Want Beyonce.xxx? JustinBieber.xxx? Forget it

Kevin Murphy, August 22, 2011, Domain Registries

ICM Registry has banned a whole bunch of celebrity names from the new .xxx top-level domain, in order to scupper cybersquatters and opportunistic porn webmasters.

Want to register Beyonce.xxx, AngelinaJolie.xxx, OlsenTwins.xxx, Madonna.xxx, BritneySpears.xxx, KimKardashian.xxx, HalleBerry.xxx or WinonaRyder.xxx?

How about JustinBieber.xxx, BradPitt.xxx, CharlieSheen.xxx, SimonCowell.xxx, GeorgeMichael.xxx, EltonJohn.xxx, VerneTroyer.xxx, DonaldTrump.xxx or OsamaBinLaden.xxx?

Forget it. According to Whois records, you’re out of luck on all counts. They’ve all been reserved by the registry.

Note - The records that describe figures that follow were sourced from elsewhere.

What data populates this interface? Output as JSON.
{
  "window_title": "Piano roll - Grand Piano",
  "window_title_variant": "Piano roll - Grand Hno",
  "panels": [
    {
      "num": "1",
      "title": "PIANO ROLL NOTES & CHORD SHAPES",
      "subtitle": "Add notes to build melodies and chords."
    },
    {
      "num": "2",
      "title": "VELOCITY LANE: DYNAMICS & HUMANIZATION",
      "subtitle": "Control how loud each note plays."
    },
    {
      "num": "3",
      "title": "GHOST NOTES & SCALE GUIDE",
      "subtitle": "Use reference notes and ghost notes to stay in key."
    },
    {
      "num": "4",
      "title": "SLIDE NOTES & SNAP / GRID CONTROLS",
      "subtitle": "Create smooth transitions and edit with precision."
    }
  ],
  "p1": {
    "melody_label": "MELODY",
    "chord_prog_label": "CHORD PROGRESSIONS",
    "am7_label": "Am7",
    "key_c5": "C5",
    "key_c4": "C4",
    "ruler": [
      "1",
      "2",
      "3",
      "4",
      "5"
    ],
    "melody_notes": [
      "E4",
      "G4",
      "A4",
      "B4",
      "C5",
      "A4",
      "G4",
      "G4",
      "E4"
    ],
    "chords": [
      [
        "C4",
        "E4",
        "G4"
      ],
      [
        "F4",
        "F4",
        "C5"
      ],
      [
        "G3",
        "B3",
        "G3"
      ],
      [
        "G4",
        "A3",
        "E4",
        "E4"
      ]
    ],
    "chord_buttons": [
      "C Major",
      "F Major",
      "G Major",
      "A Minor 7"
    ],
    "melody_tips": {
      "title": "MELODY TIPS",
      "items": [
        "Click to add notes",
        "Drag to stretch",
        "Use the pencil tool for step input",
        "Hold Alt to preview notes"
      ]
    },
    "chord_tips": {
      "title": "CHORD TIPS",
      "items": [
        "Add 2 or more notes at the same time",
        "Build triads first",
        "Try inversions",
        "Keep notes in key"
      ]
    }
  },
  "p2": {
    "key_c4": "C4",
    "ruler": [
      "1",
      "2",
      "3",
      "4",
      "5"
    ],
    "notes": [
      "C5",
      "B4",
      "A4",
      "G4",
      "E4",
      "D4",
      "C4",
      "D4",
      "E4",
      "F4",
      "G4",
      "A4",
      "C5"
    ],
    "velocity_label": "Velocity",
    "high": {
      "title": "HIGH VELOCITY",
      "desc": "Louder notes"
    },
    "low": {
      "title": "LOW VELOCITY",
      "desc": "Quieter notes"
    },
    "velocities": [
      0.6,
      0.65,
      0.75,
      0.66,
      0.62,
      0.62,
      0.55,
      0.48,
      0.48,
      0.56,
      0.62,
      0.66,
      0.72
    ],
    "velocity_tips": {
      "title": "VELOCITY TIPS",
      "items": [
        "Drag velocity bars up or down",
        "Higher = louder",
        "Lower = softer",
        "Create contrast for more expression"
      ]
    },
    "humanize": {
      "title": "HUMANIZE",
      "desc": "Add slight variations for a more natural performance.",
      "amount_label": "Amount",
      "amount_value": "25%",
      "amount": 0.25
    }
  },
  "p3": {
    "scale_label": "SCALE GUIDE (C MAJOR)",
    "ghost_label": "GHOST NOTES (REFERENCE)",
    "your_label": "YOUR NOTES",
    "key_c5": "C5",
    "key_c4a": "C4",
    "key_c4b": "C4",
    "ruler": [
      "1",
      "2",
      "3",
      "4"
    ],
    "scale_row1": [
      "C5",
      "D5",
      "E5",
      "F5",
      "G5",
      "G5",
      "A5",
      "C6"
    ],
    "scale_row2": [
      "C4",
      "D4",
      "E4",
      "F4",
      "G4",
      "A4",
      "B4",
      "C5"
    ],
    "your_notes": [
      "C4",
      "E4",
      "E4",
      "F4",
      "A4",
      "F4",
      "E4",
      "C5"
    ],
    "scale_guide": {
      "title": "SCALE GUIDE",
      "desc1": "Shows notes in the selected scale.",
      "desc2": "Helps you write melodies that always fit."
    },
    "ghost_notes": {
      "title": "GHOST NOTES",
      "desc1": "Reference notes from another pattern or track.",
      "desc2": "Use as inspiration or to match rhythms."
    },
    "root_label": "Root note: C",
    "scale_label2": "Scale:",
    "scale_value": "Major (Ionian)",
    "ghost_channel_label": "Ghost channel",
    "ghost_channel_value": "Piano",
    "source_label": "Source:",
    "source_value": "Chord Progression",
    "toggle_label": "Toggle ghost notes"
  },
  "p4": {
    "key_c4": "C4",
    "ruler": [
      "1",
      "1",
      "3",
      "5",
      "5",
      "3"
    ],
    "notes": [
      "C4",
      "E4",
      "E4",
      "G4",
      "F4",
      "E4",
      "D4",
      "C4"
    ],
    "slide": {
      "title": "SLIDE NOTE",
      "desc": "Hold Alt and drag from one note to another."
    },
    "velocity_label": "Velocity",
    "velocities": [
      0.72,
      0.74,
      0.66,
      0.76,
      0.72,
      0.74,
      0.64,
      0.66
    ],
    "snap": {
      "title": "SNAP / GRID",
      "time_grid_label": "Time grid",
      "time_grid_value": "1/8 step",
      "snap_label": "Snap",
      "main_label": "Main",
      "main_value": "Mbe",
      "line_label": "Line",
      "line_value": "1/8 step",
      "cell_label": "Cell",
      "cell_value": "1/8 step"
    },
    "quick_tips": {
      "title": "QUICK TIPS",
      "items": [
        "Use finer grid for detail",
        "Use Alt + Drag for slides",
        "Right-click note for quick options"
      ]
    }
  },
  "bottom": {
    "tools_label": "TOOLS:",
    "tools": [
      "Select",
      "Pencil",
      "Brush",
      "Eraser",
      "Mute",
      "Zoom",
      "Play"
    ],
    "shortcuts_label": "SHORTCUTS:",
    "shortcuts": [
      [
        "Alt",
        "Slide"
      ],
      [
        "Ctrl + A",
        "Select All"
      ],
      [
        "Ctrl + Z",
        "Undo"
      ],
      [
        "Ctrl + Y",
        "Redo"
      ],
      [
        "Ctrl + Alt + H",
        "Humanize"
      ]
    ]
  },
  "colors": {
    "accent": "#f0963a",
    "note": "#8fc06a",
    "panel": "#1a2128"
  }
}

These are all among what I’m guessing is at least hundreds – maybe more – of celebrity names that ICM has blocked from ever being registered.

The company won’t say how many celebrities have been afforded this privilege, or how it came up with the list, but it has said in the past that a total of about 15,000 domains have been registry-reserved.

That also includes the names of the world’s capital cities, culturally sensitive strings put forward by a handful of governments, and the “premium” names that ICM plans to auction.

I’m wondering what the cut-off point is for celebrities. How famous do you have to be to get your .xxx blocked by default by the registry? B-List minimum? D-List? What database is ICM using?

American Pie actor Tara Reid just entered Celebrity Big Brother here in the UK, which pretty much means her career is over, and she’s managed to make it to ICM’s reserved list.

While ICM has always said it would help protect personal names from abuse, it’s never been entirely clear about how it would go about it.

Its registry agreement with ICANN has for some time said that “unauthorized registration of personal names” would be forbidden, but there were no real details to speak of.

As I reported last week, its souped-up cybersquatting policy, Rapid Evaluation Service, has a special provision for personal names.

But presumptively blocking a subset of the world’s famous people from .xxx is bound to raise questions in the wider context of the ICANN new gTLD program, however.

As far as I can tell, no corporate trademarks have been given the same rights in .xxx as, say, David Cameron or Barack Obama.

If ICM can protect Piers Morgan’s “brand”, why can it not also protect CNN? Or Microsoft or Coke or Google? None of these brands are registry-reserved, according to Whois.

The trademark lobby will raise this question, no doubt. ICM has its own celebrity Globally Protected Marks List for .xxx, which only applies to individuals, they could argue.

There are some differences, of course.

Celebrities sometimes find they have a harder time winning cybersquatting complaints using UDRP if they have not registered their names as trademarks, which can be quite hard to come by, for example.

(UPDATE: And, of course, they may not qualify for ICM’s sunrise period if they don’t have trademarks, as EnCirca’s Tom Barrett points out in the comments below).

In addition, celebrity skin is a popular search topic on the web, which may give cybersquatters a greater impetus to register their names as domains, despite the high price of .xxx.

Also, if a registry were to reserve the brand names of, say, the Fortune 1000, it would wind up blocking many dictionary or otherwise multi-purpose strings, which is obviously not usually the case with personal names.